Ma nonostante i nuovi accorgimenti, con un’essenzialità esasperata e che non può che esaltare la vis ironico-drammatica di Valentina Sperlì, con la voce da conduttrice di programmi che vendono sogni, il pubblico non è rimasto folgorato.
“Sulla bravura della protagonista – commentavano la maggior parte dei presenti dopo lo spettacolo – non c’è nulla da dire: è straordinaria. Però il pathos non arriva a destinazione e nell’ora scarsa della rappresentazione non si avverte il dolore che forse si dovrebbe vivere”. Quello che Renata Palminiello e Valentina Sperlì cercano con disinvoltura tra le righe, senza punteggiatura, del testo originario.
Nella casa di Centocelle, quartiere popolare alla periferia sud di Roma, dove il cugino, dopo aver abbandonato la natìa Puglia, vive da molti anni, svolgendo l’attività di professore, LadyMora trova, oltre ad una babelica confusione e un’immonda sporcizia generata soprattutto dalle feci di Argo, il cane del cugino, una moltitudine di indizi – fogliettini abbandonati un po’ ovunque – di quell’amore vissuto e patito da entrambi, ma mai dichiarato da nessuno dei due. Un amore sfiorato, impossibile – chissà per quale motivo, poi -, che entrambi gli amanti si sono trascinati, ognuno a modo loro, lungo tutte le rispettive esistenze e che ora, mentre lui non è più in grado di corrispondere, sfocia nella sua più esplosiva e inutile fragranza.
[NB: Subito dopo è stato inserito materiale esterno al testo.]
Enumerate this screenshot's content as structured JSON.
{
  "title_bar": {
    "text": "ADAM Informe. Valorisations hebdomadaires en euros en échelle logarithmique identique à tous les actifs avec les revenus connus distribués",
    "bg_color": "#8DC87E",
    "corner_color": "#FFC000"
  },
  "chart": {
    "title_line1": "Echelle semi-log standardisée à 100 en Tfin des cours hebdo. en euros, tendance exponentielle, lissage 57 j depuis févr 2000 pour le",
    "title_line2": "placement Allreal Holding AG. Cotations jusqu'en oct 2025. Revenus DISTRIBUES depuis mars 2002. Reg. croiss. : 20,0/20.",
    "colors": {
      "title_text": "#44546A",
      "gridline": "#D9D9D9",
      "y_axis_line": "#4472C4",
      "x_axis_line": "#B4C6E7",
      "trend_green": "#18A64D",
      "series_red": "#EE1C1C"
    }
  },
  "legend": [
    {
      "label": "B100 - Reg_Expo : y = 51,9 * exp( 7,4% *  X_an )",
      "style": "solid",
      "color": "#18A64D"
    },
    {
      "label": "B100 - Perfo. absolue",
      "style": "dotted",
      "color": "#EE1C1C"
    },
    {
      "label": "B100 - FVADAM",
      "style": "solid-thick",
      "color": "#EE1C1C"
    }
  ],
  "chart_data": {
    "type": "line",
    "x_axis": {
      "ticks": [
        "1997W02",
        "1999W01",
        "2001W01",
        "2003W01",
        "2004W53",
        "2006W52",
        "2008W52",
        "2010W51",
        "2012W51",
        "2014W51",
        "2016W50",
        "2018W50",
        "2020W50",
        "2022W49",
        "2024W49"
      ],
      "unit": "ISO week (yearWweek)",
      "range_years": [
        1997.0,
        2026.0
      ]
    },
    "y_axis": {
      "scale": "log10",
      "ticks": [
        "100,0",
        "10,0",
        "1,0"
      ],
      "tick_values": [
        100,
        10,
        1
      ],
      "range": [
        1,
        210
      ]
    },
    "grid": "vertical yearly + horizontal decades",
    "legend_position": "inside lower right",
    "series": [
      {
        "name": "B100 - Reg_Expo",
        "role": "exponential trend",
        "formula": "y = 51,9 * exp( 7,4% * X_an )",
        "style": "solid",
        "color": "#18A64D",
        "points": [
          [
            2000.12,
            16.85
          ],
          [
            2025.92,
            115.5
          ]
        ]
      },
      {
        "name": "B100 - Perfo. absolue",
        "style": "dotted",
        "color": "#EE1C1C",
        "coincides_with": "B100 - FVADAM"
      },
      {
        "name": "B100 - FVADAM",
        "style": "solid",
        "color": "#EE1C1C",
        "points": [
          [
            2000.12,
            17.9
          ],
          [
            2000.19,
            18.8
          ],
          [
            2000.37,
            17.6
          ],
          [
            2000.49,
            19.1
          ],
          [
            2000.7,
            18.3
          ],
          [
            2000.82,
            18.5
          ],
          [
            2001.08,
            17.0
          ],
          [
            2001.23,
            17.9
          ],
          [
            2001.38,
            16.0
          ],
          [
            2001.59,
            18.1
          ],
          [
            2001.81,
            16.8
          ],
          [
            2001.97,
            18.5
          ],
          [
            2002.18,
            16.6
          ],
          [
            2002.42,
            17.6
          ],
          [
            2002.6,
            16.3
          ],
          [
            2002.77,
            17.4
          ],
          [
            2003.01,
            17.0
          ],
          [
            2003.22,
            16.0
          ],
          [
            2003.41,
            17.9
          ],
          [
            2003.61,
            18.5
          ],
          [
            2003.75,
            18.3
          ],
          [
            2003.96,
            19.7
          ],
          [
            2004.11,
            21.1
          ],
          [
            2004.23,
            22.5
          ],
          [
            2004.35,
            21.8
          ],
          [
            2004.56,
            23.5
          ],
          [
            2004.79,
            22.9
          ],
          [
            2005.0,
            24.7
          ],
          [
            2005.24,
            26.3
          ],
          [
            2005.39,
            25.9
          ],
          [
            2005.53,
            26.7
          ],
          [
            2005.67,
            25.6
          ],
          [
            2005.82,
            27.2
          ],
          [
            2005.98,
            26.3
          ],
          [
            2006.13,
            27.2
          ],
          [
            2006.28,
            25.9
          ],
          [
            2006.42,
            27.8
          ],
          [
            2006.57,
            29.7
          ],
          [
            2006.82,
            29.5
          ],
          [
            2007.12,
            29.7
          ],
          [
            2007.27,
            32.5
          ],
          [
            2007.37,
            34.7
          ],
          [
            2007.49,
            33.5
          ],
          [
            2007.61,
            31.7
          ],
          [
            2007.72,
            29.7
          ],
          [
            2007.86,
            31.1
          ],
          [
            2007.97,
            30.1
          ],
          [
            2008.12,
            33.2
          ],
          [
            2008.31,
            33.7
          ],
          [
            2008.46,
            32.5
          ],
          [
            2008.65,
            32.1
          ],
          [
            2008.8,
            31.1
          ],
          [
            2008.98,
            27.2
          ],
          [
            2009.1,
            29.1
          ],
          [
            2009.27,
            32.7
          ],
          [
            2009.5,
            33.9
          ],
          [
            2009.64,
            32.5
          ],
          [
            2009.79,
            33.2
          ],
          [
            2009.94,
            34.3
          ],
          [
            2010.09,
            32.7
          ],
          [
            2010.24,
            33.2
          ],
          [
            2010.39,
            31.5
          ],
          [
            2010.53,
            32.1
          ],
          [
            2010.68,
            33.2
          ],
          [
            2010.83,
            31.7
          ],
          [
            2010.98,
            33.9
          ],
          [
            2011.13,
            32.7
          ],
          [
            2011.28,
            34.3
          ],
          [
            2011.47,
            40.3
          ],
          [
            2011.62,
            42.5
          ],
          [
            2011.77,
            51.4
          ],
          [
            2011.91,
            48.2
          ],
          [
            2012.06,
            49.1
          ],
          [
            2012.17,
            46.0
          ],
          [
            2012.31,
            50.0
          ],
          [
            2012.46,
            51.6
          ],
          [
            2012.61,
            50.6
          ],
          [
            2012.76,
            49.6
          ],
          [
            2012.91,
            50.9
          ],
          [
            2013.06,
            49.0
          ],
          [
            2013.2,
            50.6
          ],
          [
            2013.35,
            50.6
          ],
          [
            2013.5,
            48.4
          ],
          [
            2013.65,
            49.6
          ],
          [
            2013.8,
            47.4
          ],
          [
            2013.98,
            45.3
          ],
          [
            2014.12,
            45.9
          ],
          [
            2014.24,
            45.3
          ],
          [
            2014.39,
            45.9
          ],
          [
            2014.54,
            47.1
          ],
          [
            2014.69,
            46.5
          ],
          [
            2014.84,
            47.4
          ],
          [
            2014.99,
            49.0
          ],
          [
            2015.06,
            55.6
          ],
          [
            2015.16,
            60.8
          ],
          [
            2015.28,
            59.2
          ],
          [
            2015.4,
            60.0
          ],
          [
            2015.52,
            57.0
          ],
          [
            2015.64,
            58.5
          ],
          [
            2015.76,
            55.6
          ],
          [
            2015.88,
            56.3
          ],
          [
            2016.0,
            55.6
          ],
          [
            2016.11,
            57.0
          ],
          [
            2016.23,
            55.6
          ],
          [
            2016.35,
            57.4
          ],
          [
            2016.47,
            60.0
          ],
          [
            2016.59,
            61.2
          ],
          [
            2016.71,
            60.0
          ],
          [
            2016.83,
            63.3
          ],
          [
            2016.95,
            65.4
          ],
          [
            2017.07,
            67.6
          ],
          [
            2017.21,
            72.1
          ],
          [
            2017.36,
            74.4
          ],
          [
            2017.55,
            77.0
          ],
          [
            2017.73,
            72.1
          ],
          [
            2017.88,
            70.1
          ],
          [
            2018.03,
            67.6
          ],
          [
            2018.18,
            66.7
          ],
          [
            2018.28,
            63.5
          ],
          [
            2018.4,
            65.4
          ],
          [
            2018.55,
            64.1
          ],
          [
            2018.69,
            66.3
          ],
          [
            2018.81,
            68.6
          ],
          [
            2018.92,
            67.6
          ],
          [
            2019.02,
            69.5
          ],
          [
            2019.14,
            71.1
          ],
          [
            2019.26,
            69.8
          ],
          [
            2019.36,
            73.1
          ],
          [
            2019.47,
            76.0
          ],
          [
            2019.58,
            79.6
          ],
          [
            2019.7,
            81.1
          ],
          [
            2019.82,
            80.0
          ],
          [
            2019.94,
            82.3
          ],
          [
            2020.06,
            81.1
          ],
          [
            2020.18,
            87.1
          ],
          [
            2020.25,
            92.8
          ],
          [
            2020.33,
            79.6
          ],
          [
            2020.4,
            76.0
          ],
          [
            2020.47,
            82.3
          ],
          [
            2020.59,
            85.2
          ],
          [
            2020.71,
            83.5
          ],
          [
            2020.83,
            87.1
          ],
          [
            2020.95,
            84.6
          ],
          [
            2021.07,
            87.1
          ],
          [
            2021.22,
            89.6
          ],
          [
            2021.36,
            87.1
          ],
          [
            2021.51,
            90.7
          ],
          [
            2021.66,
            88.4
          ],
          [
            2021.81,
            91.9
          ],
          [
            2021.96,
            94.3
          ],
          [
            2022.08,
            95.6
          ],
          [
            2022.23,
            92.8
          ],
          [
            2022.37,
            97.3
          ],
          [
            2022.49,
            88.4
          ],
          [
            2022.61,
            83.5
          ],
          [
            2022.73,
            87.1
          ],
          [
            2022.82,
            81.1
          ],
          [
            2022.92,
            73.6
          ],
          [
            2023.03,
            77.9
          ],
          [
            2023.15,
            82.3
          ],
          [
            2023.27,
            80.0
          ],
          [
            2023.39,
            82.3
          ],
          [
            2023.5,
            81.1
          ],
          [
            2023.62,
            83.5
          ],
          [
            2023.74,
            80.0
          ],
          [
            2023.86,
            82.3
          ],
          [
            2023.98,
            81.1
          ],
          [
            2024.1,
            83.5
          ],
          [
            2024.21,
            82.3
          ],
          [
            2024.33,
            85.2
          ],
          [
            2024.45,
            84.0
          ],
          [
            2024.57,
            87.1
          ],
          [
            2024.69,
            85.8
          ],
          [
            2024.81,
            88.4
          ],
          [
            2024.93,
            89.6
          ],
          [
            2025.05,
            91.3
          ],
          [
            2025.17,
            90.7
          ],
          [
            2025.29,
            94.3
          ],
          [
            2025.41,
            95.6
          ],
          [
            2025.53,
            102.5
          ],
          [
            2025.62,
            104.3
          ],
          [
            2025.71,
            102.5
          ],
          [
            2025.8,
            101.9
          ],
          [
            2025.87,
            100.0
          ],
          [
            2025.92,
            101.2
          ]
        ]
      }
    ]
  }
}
Proprio lei, Lady Mora, che ha costruito il proprio successo pronosticando passioni e tradimenti, non è riuscita a codificare e decifrare il proprio amore, quello che avrebbe dovuto soccorrerla e illuderla proprio come tutti i suoi clienti.
Un messaggio forte, amletico, lancinante, scagliato da troppo lontano, forse, o con una lancia non debitamente acuminata, visto e considerato che alla fine, tra il pubblico, nessuno, uscendo, versasse sangue. Un groove mal corrisposto intuito anche dalle due coautrici, che da stasera, fino ai primi di novembre, nelle repliche che si succederanno al Bolognini, proveranno a puntualizzare.